Database de-normalization Tradeoff
Both strategies will enable you to do what you want, they are just implemented differently. The different implementations are a tradeoff between code manageability and data scalability. E.g. the question 'find all the employees in department X who are paid less than $45,000' can be implemented in single database or two databases, one storing employee data and the other payment data. In the first case it will be a simple Select From Where. The second case requires selecting 'paid less than $45,000' from the Payment DB and then doing look-ups in the Employee DB.
The first method is better for code maintenance whilst the second may enable you to scale higher. Even with a single DB you can scale by table partitioning, multiple CPUs and multiple Tablespaces located on different SANs. The second solution allows you to scale higher with cheap hardware.

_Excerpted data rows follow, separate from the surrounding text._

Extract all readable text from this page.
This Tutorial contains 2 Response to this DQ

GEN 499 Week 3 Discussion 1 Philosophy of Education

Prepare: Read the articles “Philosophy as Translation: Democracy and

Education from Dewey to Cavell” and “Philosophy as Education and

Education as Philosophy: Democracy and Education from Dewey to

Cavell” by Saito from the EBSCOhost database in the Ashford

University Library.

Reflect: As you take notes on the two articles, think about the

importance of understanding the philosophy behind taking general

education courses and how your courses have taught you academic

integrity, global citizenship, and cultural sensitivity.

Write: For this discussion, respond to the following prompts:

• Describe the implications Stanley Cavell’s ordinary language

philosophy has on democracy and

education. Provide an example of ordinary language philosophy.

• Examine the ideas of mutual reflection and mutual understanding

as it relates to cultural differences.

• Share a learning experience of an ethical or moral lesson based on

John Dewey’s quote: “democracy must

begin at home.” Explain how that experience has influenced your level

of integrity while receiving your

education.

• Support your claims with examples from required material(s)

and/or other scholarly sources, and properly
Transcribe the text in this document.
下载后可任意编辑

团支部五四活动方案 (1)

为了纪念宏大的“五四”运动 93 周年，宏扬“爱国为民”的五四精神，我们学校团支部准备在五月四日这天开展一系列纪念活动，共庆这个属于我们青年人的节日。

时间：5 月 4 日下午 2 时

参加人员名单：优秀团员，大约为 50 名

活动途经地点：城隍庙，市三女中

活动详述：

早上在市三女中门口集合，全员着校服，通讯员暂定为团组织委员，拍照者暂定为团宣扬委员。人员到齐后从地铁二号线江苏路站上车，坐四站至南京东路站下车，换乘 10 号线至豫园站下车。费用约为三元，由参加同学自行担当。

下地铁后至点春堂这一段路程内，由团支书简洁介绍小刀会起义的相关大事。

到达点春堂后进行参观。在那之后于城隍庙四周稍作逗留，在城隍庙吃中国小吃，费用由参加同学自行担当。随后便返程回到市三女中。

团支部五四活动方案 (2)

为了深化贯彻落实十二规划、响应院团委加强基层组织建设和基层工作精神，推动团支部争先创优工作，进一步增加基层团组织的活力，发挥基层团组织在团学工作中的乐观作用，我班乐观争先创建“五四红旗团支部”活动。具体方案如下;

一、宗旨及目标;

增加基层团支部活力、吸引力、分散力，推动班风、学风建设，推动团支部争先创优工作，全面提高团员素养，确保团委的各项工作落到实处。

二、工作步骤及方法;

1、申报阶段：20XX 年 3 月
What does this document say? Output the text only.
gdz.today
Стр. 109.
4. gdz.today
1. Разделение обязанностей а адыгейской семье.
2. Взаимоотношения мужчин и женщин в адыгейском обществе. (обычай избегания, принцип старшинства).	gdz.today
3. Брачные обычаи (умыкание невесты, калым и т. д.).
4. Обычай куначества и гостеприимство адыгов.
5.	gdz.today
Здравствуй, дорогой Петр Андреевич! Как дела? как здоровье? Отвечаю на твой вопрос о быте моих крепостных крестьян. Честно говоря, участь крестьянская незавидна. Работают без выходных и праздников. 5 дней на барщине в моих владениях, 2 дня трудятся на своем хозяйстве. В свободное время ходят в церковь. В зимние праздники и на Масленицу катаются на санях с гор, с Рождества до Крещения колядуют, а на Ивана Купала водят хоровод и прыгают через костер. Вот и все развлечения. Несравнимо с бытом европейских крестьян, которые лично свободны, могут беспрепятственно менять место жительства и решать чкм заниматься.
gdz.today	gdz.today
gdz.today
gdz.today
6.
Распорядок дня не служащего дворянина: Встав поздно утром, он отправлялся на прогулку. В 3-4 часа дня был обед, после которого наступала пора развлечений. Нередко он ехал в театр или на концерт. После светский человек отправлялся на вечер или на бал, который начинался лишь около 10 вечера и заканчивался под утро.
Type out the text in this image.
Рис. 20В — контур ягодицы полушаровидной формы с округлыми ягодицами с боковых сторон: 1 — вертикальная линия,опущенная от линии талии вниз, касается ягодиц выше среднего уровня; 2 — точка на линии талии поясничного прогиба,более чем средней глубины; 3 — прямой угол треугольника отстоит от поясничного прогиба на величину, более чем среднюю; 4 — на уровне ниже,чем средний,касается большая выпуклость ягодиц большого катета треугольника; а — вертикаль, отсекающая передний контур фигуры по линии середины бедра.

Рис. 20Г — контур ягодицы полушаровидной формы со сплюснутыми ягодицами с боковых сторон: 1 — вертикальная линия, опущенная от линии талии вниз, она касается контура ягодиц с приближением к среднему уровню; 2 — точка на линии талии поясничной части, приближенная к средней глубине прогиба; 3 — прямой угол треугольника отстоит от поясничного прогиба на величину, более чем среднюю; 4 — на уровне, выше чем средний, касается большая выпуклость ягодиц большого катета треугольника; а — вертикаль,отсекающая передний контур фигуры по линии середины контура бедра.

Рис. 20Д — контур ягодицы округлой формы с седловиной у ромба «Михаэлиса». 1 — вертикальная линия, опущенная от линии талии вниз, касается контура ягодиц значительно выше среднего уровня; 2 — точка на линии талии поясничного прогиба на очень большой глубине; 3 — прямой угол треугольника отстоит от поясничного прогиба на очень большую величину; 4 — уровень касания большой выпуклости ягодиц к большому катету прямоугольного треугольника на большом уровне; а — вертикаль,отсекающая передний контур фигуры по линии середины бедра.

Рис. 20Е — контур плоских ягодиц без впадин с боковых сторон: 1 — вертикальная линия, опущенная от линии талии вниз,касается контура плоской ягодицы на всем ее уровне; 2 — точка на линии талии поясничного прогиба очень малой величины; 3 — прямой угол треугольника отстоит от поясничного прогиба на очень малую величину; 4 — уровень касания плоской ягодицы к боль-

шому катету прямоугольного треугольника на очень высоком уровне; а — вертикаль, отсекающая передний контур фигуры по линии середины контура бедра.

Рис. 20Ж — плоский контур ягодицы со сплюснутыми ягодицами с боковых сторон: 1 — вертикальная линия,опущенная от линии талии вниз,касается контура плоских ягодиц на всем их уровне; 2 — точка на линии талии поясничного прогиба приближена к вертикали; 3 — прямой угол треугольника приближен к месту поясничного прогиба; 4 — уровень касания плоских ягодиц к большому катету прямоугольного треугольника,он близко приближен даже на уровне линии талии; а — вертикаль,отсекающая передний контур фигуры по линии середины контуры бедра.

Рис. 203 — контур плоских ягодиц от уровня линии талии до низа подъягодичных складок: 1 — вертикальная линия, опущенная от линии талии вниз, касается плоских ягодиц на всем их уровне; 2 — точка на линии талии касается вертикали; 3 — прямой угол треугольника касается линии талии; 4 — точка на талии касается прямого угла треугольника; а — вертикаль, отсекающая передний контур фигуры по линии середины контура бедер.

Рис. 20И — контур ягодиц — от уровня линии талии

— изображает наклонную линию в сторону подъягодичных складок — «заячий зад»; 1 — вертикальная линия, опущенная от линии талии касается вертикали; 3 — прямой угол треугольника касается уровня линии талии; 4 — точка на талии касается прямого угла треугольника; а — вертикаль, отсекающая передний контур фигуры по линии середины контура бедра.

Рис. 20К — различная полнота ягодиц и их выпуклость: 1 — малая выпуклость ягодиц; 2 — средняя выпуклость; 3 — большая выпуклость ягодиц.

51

The single DB solution is better for complex queries such as 'find all the employees in department X who are paid less than $45,000 and have been on X, Y, and Z training courses. This will be a simple Select From Where. In the Multiple DB scenario you have to know a little about the underlying DB to write an efficient query. E.G. how many people are paid less than $45,000 and how many people have been on X, Y, and Z training courses. Not knowing this information will result in extremely poor DB performance.
In the end a competent database developer knows what tradeoffs to make to ensure scalability whilst maintaining code manageability.
A string is none atomic because you might like to search inside it. So if you have a table, one column stores 140 character tweets, you might like to search for all tweets that contain mention of "the Register" and get all the rows that contain that condition. In that case the string we are interested in, can appear anywhere in the field we are looking at and the position that it appears is unimportant. For sentiment analysis we may be interested in the position of the string, so we might want to write a query that returns all the tweets with "the register" at the end of the tweet, because these tend to be more positive. Again we are looking inside the field and are interested in the properties that the text has.
Numerical values will normally be compared against external values (count >10) or against a value in another field. You would very rarely in the real world (and I struggle to find an example) want to return all rows where the 10's value is greater than the units value, I.E compare within the decimal number. Nor would we typically look for numbers that contain a value anywhere in the number. So would we ever write a query that returns all the stores that held a stock of oranges where the number of oranges had 12 in it ? I.e 12 oranges, 120 oranges, 312 etc ?
And why did he throw away his original data? That one went right over my head - only a moron assumes that he has extracted every piece of information from original data.
In both models you can only get answers to questions where you (a) have the information necessary to provide the answer and (b) know where the data is. All this crap about schema and non-schema is just babbling nonsense.
If you built an RDB where you are locked into the questions and type of questions you can ask by the structure of the DB or the datatypes you specified in design then you shouldn't be building RDBs. The only reason to lockdown data in the way described is to screw the customer later.
Both of the data models discussed have their uses - the difference is that one approach uses a database and the other one uses data indexing. They are not even mutually exclusive. You could easily use both approaches in the same data model. If you won't use RDBs cos you're a NoSQL fanboi (or vice versa) then you don't know enough to be trusted with anyone's data - go back to school and learn about abstract thinking - most people get it by their teenage years.